The feast is one of two Islamic holidays celebrated across the world annually.

Besides the importance of Eid Al Adha in Islam, the atmosphere of the celebration differs from one country to another. In Morocco, citizens feel the vibes of Eid Al Adha weeks before as equipment needed for the celebration inundates Moroccan souqs, including knives, barbecue grills,  and skewers.

Souq near Rabat. Photo Credit: Morocco World News

Eid Al Adha is also when the chef of every home in Morocco amazes his or her family with the best dishes. The first day is typical as most Moroccan houses prepare the same meals: entrails, or tkalia, and grilled lamb’s liver, “boulfaf.”

When the procedure of sheep skinning and slaughtering is over, mothers, daughters, and sons help to clean sheep intestines used to prepare the famous traditional tkalia.
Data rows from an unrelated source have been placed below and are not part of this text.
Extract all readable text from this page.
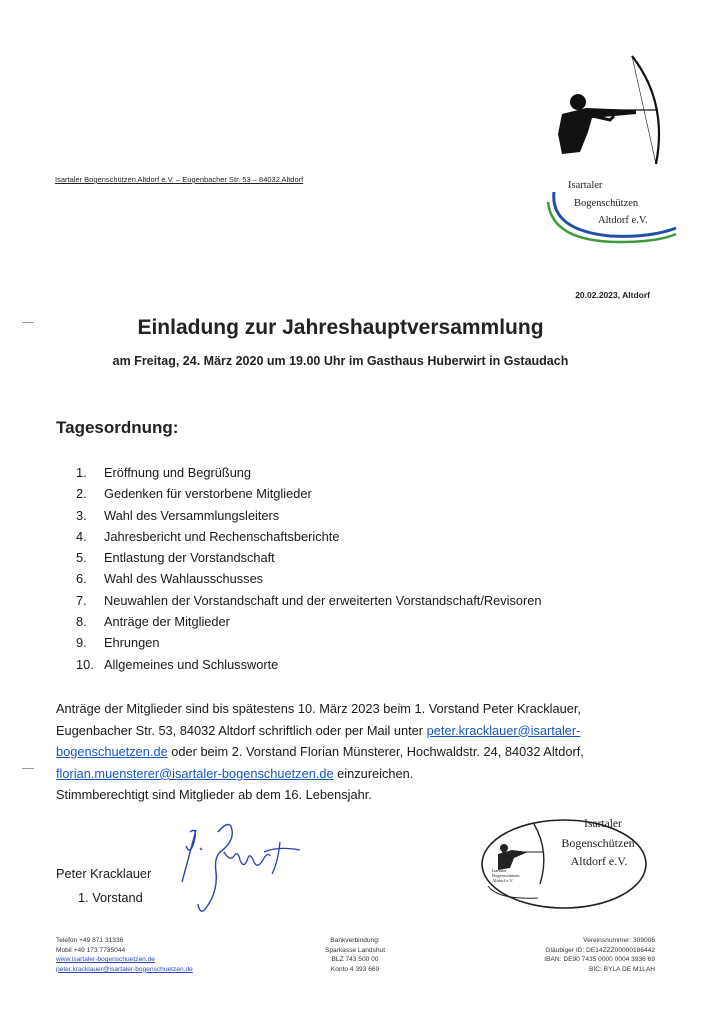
Isartaler Bogenschützen Altdorf e.V. – Eugenbacher Str. 53 – 84032 Altdorf
Isartaler
Bogenschützen
Altdorf e.V.
20.02.2023, Altdorf
Einladung zur Jahreshauptversammlung
am Freitag, 24. März 2020 um 19.00 Uhr im Gasthaus Huberwirt in Gstaudach
Tagesordnung:
1. Eröffnung und Begrüßung
2. Gedenken für verstorbene Mitglieder
3. Wahl des Versammlungsleiters
4. Jahresbericht und Rechenschaftsberichte
5. Entlastung der Vorstandschaft
6. Wahl des Wahlausschusses
7. Neuwahlen der Vorstandschaft und der erweiterten Vorstandschaft/Revisoren
8. Anträge der Mitglieder
9. Ehrungen
10. Allgemeines und Schlussworte
Anträge der Mitglieder sind bis spätestens 10. März 2023 beim 1. Vorstand Peter Kracklauer,
Eugenbacher Str. 53, 84032 Altdorf schriftlich oder per Mail unter peter.kracklauer@isartaler-
bogenschuetzen.de oder beim 2. Vorstand Florian Münsterer, Hochwaldstr. 24, 84032 Altdorf,
florian.muensterer@isartaler-bogenschuetzen.de einzureichen.
Stimmberechtigt sind Mitglieder ab dem 16. Lebensjahr.
Peter Kracklauer
1. Vorstand
Isartaler
Bogenschützen
Altdorf e.V.
Isartaler
Bogenschützen
Altdorf e.V.
Telefon +49 871 31336
Mobil +49 173 7735044
www.isartaler-bogenschuetzen.de
peter.kracklauer@isartaler-bogenschuetzen.de
Bankverbindung:
Sparkasse Landshut
BLZ 743 500 00
Konto 4 393 669
Vereinsnummer: 309006
Gläubiger ID: DE14ZZZ00000186442
IBAN: DE90 7435 0000 0004 3936 69
BIC: BYLA DE M1LAH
While some people may find the idea of eating sheep entrails a little stomach churning, this is a staple in most Moroccan homes. Using the entrails means nothing is wasted.

When cleaned thoroughly, with lots of water, the preparation starts. The main ingredients to prepare the traditional meal are stomach, intestines, lungs, and spleen. Women usually cut all of the ingredients into square inches.

The first phase is putting the main ingredients in the pressure cooker to boil for approximately15 minutes  in water and salt. Later, the cook will reduce the quantity of water and leave only what is needed for the sauce.

Of course, the spices are the main key for every delicious bite, and tkalia includes all the colorful ones.

The cook uses black pepper,  cumin, salt, garlic, turmeric powder, red pepper, chili, coriander,  olive, and vegetable oil and leaves to simmer until it is ready for serving it with homemade bread or mekhmar (flatbread).

Tkalia is not only served during Eid Al Adha, but it is also served on normal days. The taste, however, differs as the atmosphere of celebrations can have a special influence on the food you eat.

Delicious barbecue smoke

Be prepared to smell delicious smoke from the barbecue grills out of almost all the houses. In addition to tkalia, most of the Moroccan people also prepare grilled lamb liver, known as boulfaf.

If you are suffering from high cholesterol or blood pressure, it is preferable to avoid this meal as the liver is usually covered with sheep fat. The dish is not so difficult in terms of preparation. 

The cook will need two main ingredients: fat and livers. Traditionally, the cook will put the liver in a barbecue grill until it is semi-cooked.

Moroccan boulfaf

Later, the cook will cut the liver into inches and wrap them in sheep fat, before threading them onto a skewer. Each skewer can include five to six pieces which can be so sufficient. The dish is usually served with red chilli pepper, cumin, and salt.

Moroccan tea is also one of the key elements used in Eid Al Adha. It can be served either before or after the food to help digest these delicious delicacies.